Jack was a hobbledehoy son of the house, almost as much as Vincent. Kate, too, was, he felt certain, treated with a reserve not shown to Mrs. Sprague or Merry. Brooding on this, brooding on the unhappiness of his own disposition, which denied him the privilege of enjoying the best at the moment, indifferent to what might be behind, Wesley had come to hate the Atterburys for the burden of an obligation that he could never lift. He hated Mrs. Atterbury for her high-bred, easy ignoring of all conditions save those that she exacted. He hated Rosa for her gayety, her absorption in the young scamp Dick. He hated Vincent because he seemed to think there was no one in the North but the Spragues worthy of a moment's consideration. It is in hate as in love—what we seek we find. Every innocent word and sign that passed in the group, in which he did not seek to make himself one, Wesley construed as a gird at him or his family. Constantly on the watch for slights or disparagements, the most thoughtless acts of the two groups were taken by the tormented egotist as in some sense a disparagement to his own good repute or his family standing.

Nor were the marked affection and confidence shown Kate by everybody in the house a mitigation of this malign fabric of humiliation. Jack's fondness for Kate had not escaped the observant eyes of Dick, who had confided the secret to Rosa, who had likewise unraveled it to mamma, and, as she kept nothing from Vincent, the Atterburys had that sort of interest in Kate that intimate spectators always show in love affairs, where there are no clashing interests involved. It was a moot question, however, between the three, when, after weeks of observation, Mrs. Atterbury declared that Jack was not in love with Miss Boone. "He can't be," she declared. "He doesn't seek her alone; he doesn't make up to her in the evening. Half the time when they come together it is by Dick's arrangement. He seems to be in love with Kate."

"How absurd!" Rosa cried, with a laugh; "a boy like him! Why, he would be in school, if there were no war."

"Well, Rosa, I fancy that Dick hasn't found war very much different from school, so far. He seems to recite a good deal to the mistress, and occupies the dunce's block quite regularly," Vincent retorted, with a provoking significance that set mamma in a brown study and suspended the comments on Kate's and Jack's probable sentiments.
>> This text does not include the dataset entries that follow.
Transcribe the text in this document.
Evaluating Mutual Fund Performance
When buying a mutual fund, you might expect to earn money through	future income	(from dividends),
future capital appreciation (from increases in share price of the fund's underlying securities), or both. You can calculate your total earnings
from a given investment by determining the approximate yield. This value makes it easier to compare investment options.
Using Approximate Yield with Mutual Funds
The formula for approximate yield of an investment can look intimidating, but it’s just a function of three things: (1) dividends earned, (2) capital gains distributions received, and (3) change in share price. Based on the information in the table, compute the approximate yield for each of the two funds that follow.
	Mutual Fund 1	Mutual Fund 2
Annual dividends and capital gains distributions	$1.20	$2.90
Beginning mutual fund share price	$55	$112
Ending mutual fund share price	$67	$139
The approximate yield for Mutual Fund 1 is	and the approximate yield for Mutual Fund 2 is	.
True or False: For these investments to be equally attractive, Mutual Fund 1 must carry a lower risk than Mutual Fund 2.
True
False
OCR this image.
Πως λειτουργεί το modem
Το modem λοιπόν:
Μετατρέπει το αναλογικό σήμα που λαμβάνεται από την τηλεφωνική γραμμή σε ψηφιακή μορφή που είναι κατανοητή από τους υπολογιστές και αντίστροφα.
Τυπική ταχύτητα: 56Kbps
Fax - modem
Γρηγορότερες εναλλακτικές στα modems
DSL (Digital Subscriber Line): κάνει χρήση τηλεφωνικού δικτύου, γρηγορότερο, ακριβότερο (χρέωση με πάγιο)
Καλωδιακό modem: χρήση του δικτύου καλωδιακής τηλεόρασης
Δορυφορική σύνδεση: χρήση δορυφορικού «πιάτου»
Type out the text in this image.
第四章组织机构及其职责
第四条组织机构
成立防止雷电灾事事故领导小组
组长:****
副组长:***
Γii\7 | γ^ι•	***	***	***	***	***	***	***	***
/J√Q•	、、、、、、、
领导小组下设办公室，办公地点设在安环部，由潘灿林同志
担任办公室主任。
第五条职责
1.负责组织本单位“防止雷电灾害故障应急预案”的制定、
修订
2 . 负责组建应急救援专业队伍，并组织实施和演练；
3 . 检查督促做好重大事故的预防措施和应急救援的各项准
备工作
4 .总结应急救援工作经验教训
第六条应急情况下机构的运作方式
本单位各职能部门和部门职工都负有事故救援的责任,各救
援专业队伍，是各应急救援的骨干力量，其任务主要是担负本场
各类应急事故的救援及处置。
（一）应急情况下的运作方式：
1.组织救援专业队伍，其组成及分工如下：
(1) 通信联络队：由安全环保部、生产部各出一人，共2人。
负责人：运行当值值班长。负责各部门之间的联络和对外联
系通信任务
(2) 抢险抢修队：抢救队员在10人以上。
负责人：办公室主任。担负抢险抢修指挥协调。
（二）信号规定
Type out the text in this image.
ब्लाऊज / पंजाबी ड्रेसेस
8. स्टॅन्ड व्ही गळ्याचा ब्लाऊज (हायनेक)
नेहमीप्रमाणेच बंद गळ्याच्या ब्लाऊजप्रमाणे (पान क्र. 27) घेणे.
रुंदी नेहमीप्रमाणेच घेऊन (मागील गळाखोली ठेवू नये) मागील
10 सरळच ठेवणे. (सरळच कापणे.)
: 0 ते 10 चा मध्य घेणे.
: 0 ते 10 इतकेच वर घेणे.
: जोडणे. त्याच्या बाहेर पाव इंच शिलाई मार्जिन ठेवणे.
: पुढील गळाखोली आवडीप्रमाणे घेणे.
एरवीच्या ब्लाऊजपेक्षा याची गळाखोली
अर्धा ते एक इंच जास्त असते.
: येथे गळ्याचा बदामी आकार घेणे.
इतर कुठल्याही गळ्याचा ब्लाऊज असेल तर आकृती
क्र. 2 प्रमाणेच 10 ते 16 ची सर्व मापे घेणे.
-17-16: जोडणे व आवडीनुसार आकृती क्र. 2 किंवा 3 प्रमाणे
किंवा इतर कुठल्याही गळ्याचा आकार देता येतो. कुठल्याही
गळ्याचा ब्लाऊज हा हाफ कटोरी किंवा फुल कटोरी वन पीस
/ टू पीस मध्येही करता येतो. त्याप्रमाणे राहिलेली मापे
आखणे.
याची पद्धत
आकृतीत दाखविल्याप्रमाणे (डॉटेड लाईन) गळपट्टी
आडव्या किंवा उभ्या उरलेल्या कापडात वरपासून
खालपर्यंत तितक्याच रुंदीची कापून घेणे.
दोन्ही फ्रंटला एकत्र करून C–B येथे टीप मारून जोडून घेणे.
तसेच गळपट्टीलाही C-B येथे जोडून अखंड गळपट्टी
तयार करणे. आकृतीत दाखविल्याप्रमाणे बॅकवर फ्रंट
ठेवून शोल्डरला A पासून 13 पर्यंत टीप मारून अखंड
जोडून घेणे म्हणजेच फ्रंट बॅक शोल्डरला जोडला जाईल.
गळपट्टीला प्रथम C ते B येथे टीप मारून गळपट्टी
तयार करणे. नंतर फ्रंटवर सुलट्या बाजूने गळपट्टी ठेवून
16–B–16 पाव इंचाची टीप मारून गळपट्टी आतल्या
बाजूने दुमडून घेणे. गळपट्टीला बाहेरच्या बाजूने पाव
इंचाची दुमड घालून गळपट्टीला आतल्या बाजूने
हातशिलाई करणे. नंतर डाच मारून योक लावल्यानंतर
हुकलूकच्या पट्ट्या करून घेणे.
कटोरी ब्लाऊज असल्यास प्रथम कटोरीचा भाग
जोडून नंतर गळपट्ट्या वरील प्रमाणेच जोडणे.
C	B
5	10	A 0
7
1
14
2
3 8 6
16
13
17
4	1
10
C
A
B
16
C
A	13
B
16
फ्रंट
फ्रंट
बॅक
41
Mrs. Sprague and Wesley were the only people in the house who had no suspicion of a deeper feeling than mere passing goodfellowship between Jack and Kate. Both were blinded by the same confidence. The mother could never conceive a son of the house of Sprague making such a breach on the family traditions as a union with a Boone. Wesley could not conceive a sister of his giving her heart to the son of a family that had insolently refused to concede social equality to her father. Something of Wesley's miserable inner unrest could not fail to be visible to the Atterburys, but the less congenial he became the more watchfully considerate they made their treatment of him. He was their guest, with all the sacred rights and immunities that quality implies, in the exaggerated code of the Southern host. Kate was the single power that Wesley had bent his headstrong will before, ever since he was a boy. His father he obeyed, while in his presence, trusting to wheedling to make his peace in the event of disobedience. But Kate he couldn't wheedle.

She was relentless in her scorn for his meannesses and follies, and, though he did not always heed her counsels, he proved their justness by finding his own course wrong. Kate, however, hesitated about remonstrating with him on his deepening moodiness, for she was not quite sure whether it was mad jealousy of Dick's favor in Rosa's eyes, or a secret purpose to attempt to fly from the gentle bondage of Rosedale. Wesley with Rosa it was remarked by Kate, was, or seemed to be, his better self, or rather better than the self with which others identified him. It was, however, she feared, more to torment Dick, than because she found Wesley to her liking, that the little maid often carried the moody captain off into the garden, pretending to teach him the varied flora of that blooming domain. Dick remarked these excursions with growing impatience, and visited his anger upon Rosa in protests so pungent and woe-begone that she was forced to own to him that she only pretended an interest in the captain, so that he might not think he was shut out of the confidence of the circle.

"And who cares if he does think he is shut out, I should like to know?
He is a sneak, and I don't like to have you talking with him alone,"
Dick cries, quite in the tone of the Benedict who has passed the
marriage-portal and feels safe to make his will known.

"I should like to know what right you have to order what I shall or shall not do?" Rosa protests, half angry, half laughing. "Why, you talk like a grown man—like a husband. How dare you?"

Dick pauses confused, and looks guiltily about at this.

"Ah, if you put it that way I have no right except this: My whole heart is yours. You know that. You may not have given me all yours." (Protesting shrug from Rosa's shoulders.) "Well, all the same; if my heart is all your own you have a duty in the case. You ought to spare your own property from pain." (Rosa laughs softly.) "Of course you are right. You are always right. How could such a beautiful being be wrong!" The artful rogue slips his arm about her waist at this, and, after a feeble struggle, he is permitted to hold this outwork unprotested.